Add dynamic resolution input/interpolate position embedding to SigLIP (#30719)

* Add interpolate positional encoding to siglip * Change # of patches for siglip interpolation test * fix formatting * Apply nit suggestions from code review Co-authored-by: amyeroberts <22614925+amyeroberts@users.noreply.github.com> --------- Co-authored-by: amyeroberts <22614925+amyeroberts@users.noreply.github.com>
2024-05-09 06:10:38 -04:00
parent f26e407370
commit 60293bd210
2 changed files with 80 additions and 3 deletions
--- a/src/transformers/models/siglip/modeling_siglip.py
+++ b/src/transformers/models/siglip/modeling_siglip.py
@@ -265,11 +265,53 @@ class SiglipVisionEmbeddings(nn.Module):
        self.position_embedding = nn.Embedding(self.num_positions, self.embed_dim)
        self.register_buffer("position_ids", torch.arange(self.num_positions).expand((1, -1)), persistent=False)

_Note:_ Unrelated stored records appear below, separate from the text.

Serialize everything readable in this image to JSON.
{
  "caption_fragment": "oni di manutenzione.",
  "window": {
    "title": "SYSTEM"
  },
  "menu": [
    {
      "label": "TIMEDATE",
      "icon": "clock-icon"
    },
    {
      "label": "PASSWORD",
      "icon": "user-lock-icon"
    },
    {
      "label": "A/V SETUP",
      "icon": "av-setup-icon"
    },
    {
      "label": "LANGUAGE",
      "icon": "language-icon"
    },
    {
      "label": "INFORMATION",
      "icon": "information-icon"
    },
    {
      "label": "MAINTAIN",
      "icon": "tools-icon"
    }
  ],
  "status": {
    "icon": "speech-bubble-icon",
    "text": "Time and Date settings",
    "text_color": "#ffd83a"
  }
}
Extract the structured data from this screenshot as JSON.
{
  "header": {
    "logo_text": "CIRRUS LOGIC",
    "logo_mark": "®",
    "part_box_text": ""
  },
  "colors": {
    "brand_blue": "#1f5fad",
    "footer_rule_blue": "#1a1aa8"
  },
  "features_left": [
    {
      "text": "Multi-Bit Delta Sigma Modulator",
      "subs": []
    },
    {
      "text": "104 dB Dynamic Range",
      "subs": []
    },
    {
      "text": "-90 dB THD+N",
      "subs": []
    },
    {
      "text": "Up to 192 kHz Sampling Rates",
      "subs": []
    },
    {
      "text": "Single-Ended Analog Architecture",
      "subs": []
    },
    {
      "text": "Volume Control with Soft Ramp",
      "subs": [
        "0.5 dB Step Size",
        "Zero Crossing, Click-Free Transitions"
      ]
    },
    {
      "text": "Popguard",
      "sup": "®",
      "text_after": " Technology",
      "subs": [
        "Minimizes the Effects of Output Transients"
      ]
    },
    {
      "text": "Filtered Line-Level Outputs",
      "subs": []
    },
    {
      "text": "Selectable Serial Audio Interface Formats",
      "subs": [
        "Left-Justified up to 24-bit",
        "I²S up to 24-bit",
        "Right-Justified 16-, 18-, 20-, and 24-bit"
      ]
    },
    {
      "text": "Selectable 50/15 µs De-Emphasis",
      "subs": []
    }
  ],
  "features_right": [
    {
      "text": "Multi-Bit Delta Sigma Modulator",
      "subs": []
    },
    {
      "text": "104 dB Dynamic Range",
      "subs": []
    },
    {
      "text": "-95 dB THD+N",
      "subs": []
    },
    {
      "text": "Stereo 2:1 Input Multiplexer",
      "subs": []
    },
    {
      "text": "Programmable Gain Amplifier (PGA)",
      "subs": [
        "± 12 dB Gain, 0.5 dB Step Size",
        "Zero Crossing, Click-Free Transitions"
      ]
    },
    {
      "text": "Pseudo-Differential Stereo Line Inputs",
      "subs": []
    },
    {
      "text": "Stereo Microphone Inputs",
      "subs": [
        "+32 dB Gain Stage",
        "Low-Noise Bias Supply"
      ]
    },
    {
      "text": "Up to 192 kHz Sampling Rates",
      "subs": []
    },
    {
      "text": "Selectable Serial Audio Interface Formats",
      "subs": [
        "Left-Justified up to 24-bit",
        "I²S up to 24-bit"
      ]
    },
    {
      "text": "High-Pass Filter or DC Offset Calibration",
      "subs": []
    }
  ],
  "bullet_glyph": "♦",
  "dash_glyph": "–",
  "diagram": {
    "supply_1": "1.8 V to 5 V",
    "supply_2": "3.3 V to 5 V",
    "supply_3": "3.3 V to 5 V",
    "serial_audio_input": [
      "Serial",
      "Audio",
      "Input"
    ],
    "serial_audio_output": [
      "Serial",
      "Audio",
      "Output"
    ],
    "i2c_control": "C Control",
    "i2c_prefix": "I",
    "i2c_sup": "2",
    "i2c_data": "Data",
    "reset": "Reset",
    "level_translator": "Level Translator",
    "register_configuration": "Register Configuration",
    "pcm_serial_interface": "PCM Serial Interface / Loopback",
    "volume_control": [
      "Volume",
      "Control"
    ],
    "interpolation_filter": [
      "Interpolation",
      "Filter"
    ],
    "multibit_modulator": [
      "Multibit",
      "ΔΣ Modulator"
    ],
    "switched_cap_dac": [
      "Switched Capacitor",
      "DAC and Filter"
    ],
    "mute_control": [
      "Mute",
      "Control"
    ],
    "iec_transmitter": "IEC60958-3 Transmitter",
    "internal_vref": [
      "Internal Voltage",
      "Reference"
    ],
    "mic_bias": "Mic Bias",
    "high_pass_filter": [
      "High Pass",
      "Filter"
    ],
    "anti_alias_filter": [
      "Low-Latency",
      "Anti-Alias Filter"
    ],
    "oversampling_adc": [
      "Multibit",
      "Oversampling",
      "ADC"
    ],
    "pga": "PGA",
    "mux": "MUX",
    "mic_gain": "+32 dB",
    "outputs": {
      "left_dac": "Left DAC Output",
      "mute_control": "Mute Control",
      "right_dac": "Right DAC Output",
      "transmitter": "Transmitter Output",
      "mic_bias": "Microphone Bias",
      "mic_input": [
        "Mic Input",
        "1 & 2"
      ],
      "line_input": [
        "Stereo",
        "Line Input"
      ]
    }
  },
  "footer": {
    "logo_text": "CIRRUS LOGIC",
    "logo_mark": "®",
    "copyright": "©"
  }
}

-    def forward(self, pixel_values: torch.FloatTensor) -> torch.Tensor:
+    def interpolate_pos_encoding(self, embeddings: torch.Tensor, height: int, width: int) -> torch.Tensor:
+        """
+        This method is an adapted method for SigLIP (due to SigLIP not having class embedding unlike other ViTs)
+        that allows the model to interpolate the pre-trained position encodings such that it can be usable on
+        higher resolution images.
+
+        Source:
+        https://github.com/facebookresearch/dino/blob/de9ee3df6cf39fac952ab558447af1fa1365362a/vision_transformer.py#L174
+        """
+        position_embeddings = self.position_embedding.weight.unsqueeze(0)
+        num_patches = embeddings.shape[1]
+        num_positions = position_embeddings.shape[1]
+        if num_patches == num_positions and height == width:
+            return position_embeddings
+
+        dim = embeddings.shape[-1]
+        height = height // self.patch_size
+        width = width // self.patch_size
+        # we add a small number to avoid floating point error in the interpolation
+        # see discussion at https://github.com/facebookresearch/dino/issues/8
+        height, width = height + 0.1, width + 0.1
+
+        patch_pos_embed = position_embeddings.reshape(
+            1, int(math.sqrt(num_positions)), int(math.sqrt(num_positions)), dim
+        )
+        patch_pos_embed = patch_pos_embed.permute(0, 3, 1, 2)
+        patch_pos_embed = nn.functional.interpolate(
+            patch_pos_embed,
+            scale_factor=(height / math.sqrt(num_positions), width / math.sqrt(num_positions)),
+            mode="bicubic",
+            align_corners=False,
+        )
+        if int(height) != patch_pos_embed.shape[-2] or int(width) != patch_pos_embed.shape[-1]:
+            raise ValueError("Width or height does not match with the interpolated position embeddings")
+
+        patch_pos_embed = patch_pos_embed.permute(0, 2, 3, 1).view(1, -1, dim)
+        return patch_pos_embed
+
+    def forward(self, pixel_values: torch.FloatTensor, interpolate_pos_encoding=False) -> torch.Tensor:
+        _, _, height, width = pixel_values.shape
        patch_embeds = self.patch_embedding(pixel_values)  # shape = [*, width, grid, grid]
        embeddings = patch_embeds.flatten(2).transpose(1, 2)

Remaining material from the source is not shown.